Landscape of Change's Journal

Journal archives for September 2021

September 14, 2021

Yellow, September!

If months had a color, September would be yellow, thanks to the sunflowers, yarrow, and especially the goldenrods growing along roadsides, unmowed fields, meadows, marshes, and beaches. There is more yellow to be found.

Shorebirds are migrating, and yellow bills and legs are distinguishing features of many, including, of course, Greater Yellowlegs, a relatively large shorebird seen this year at Bass Harbor Marsh, Wonderland, and Seawall. However, more people have seen the similar but smaller Lesser Yellowlegs, including at Bass Harbor, where Champlain Society member Charles Townsend found them common in August 1880. Migrating now are the young birds that hatched this year in boreal wetlands to the north.

Pectoral Sandpiper also has yellow legs, but is smaller than Lesser Yellowlegs. Pectoral Sandpiper was seen at Bass Harbor by Champlain Society member Henry Spelman in early September 1882. Writing in 1941, Carroll Tyson and James Bond described the Pectoral Sandpiper as a “Common transient often seen in late summer.” Recent observations in eBird affirm this, and sightings now extend into October.

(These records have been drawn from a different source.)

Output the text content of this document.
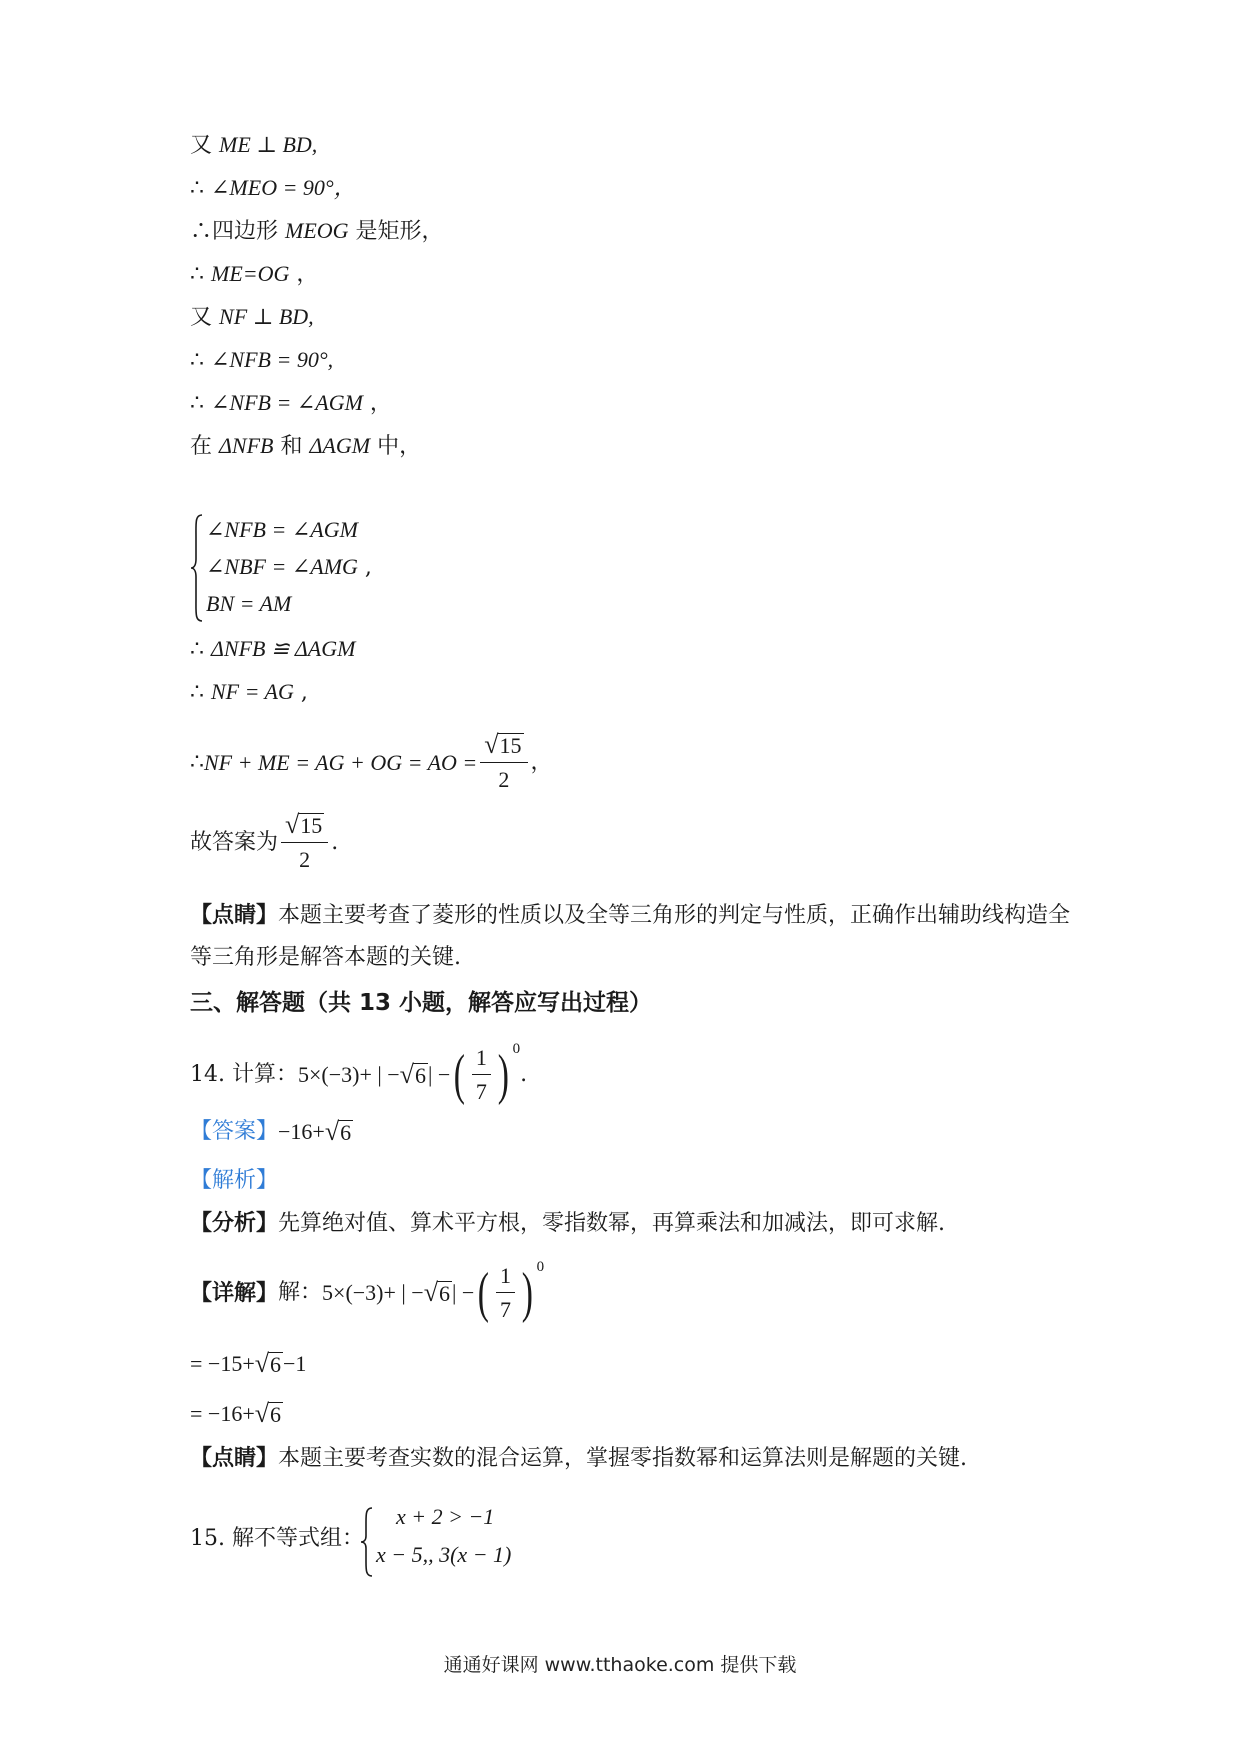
又 ME ⊥ BD,
∴ ∠MEO = 90°，
∴四边形 MEOG 是矩形，
∴ ME=OG ，
又 NF ⊥ BD,
∴ ∠NFB = 90°,
∴ ∠NFB = ∠AGM ，
在 ΔNFB 和 ΔAGM 中，
∠NFB = ∠AGM
∠NBF = ∠AMG ,
BN = AM
∴ ΔNFB ≌ ΔAGM
∴ NF = AG ,
∴ NF + ME = AG + OG = AO = $\frac{√ 15}{2}$ ，
故答案为 $\frac{√ 15}{2}$ .
【点睛】本题主要考查了菱形的性质以及全等三角形的判定与性质，正确作出辅助线构造全
等三角形是解答本题的关键.
三、解答题（共 13 小题，解答应写出过程）
14. 计算： 5×(−3)+ | − √ 6 | − ( $\frac{1}{7}$ ) 0
.
【答案】 −16+ √ 6
【解析】
【分析】先算绝对值、算术平方根，零指数幂，再算乘法和加减法，即可求解.
【详解】 解： 5×(−3)+ | − √ 6 | − ( $\frac{1}{7}$ ) 0
= −15+ √ 6 −1
= −16+ √ 6
【点睛】本题主要考查实数的混合运算，掌握零指数幂和运算法则是解题的关键.
15. 解不等式组：
x + 2 > −1
x − 5,, 3(x − 1)
通通好课网 www.tthaoke.com 提供下载
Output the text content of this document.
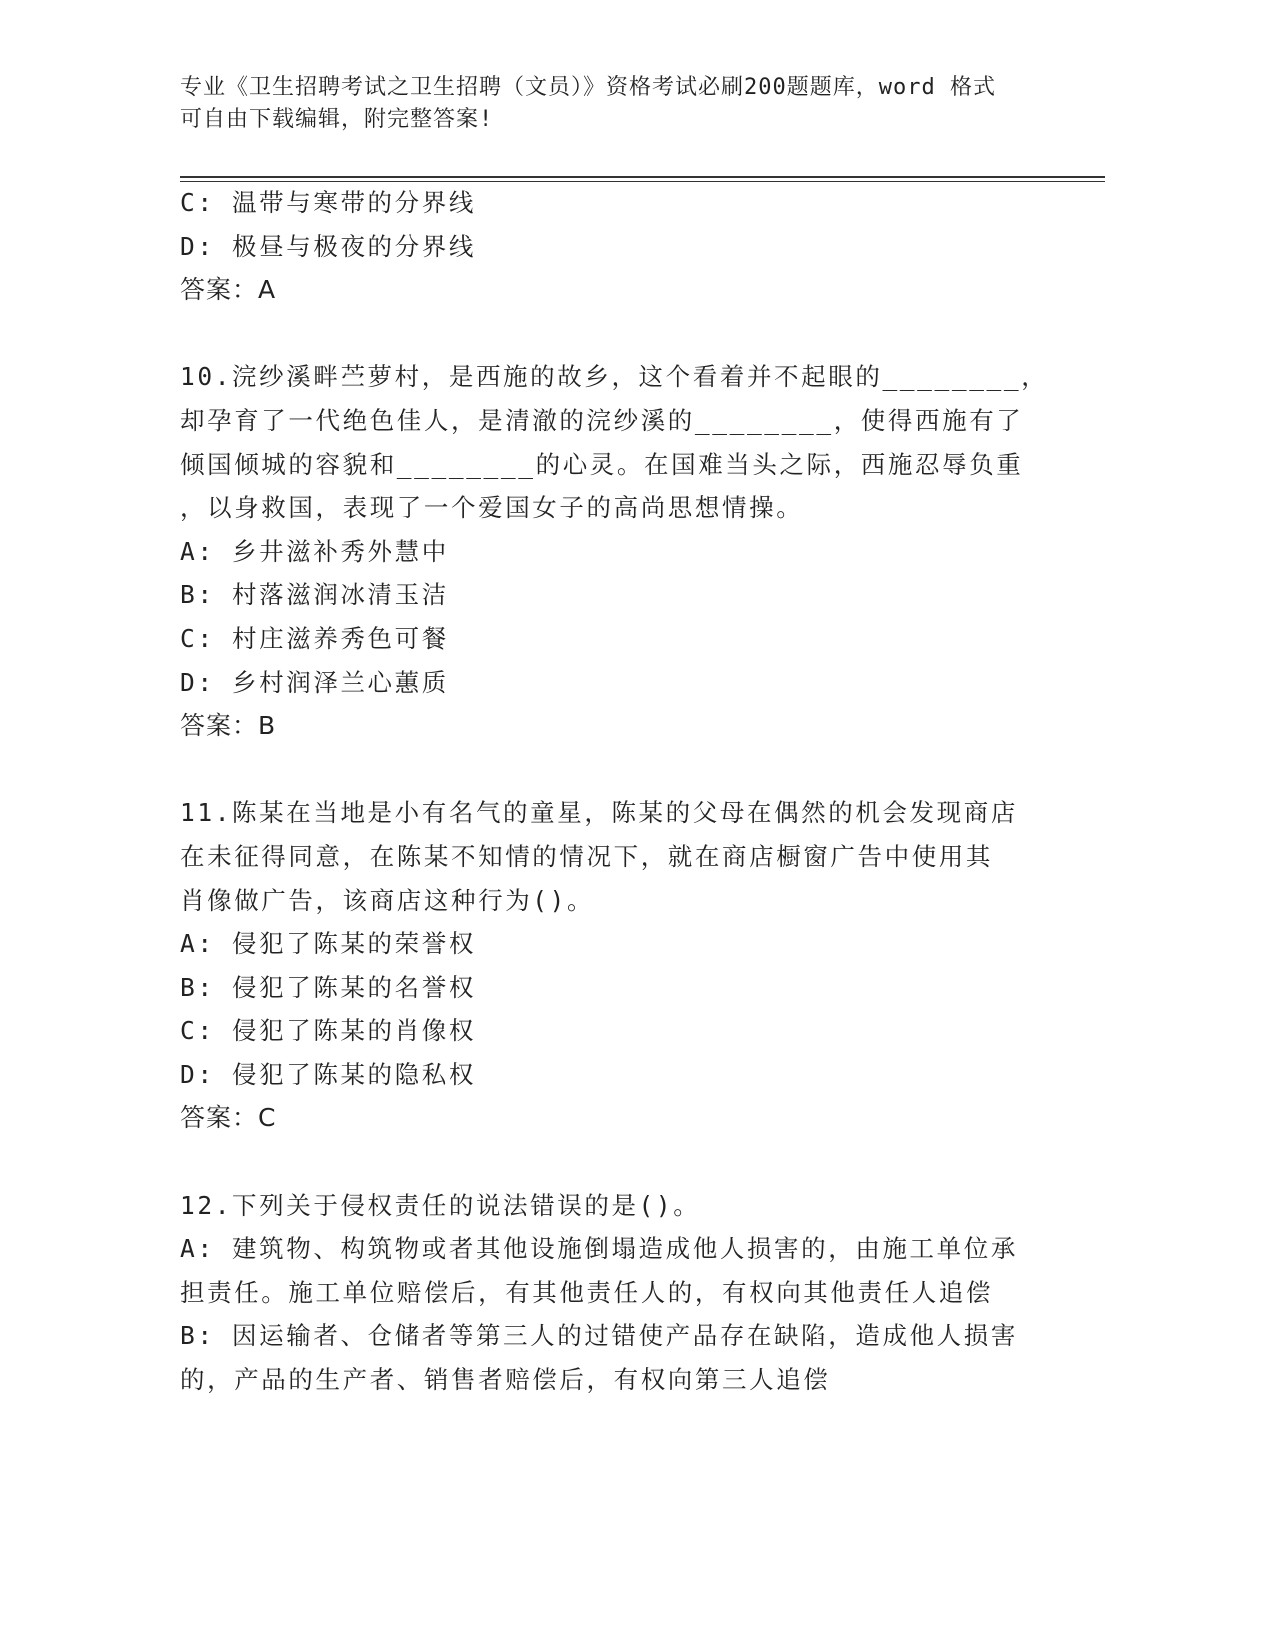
专业《卫生招聘考试之卫生招聘（文员）》资格考试必刷200题题库，word 格式
可自由下载编辑，附完整答案!
C: 温带与寒带的分界线
D: 极昼与极夜的分界线
答案：A
10.浣纱溪畔苎萝村，是西施的故乡，这个看着并不起眼的________，
却孕育了一代绝色佳人，是清澈的浣纱溪的________，使得西施有了
倾国倾城的容貌和________的心灵。在国难当头之际，西施忍辱负重
，以身救国，表现了一个爱国女子的高尚思想情操。
A: 乡井滋补秀外慧中
B: 村落滋润冰清玉洁
C: 村庄滋养秀色可餐
D: 乡村润泽兰心蕙质
答案：B
11.陈某在当地是小有名气的童星，陈某的父母在偶然的机会发现商店
在未征得同意，在陈某不知情的情况下，就在商店橱窗广告中使用其
肖像做广告，该商店这种行为()。
A: 侵犯了陈某的荣誉权
B: 侵犯了陈某的名誉权
C: 侵犯了陈某的肖像权
D: 侵犯了陈某的隐私权
答案：C
12.下列关于侵权责任的说法错误的是()。
A: 建筑物、构筑物或者其他设施倒塌造成他人损害的，由施工单位承
担责任。施工单位赔偿后，有其他责任人的，有权向其他责任人追偿
B: 因运输者、仓储者等第三人的过错使产品存在缺陷，造成他人损害
的，产品的生产者、销售者赔偿后，有权向第三人追偿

Blending in with dried stalks of reeds and browning vegetation in marshes are the pale yellow streaks on the neck and bill of the American Bittern. The American Bittern breeds in Acadia, and migrates to the southern United States, Mexico, and Central America for the winter. One was seen at Bass Harbor by Henry Spelman in early September 1882. Tyson and Bond wrote, “This is a rare and local summer resident on Mt. Desert Island, nesting occasionally in Fresh Meadow, in the marshes bordering Aunt Betty’s and Seal Cove Ponds, and probably in other swamps on the island.” Observations submitted to eBird suggest this species remains uncommon.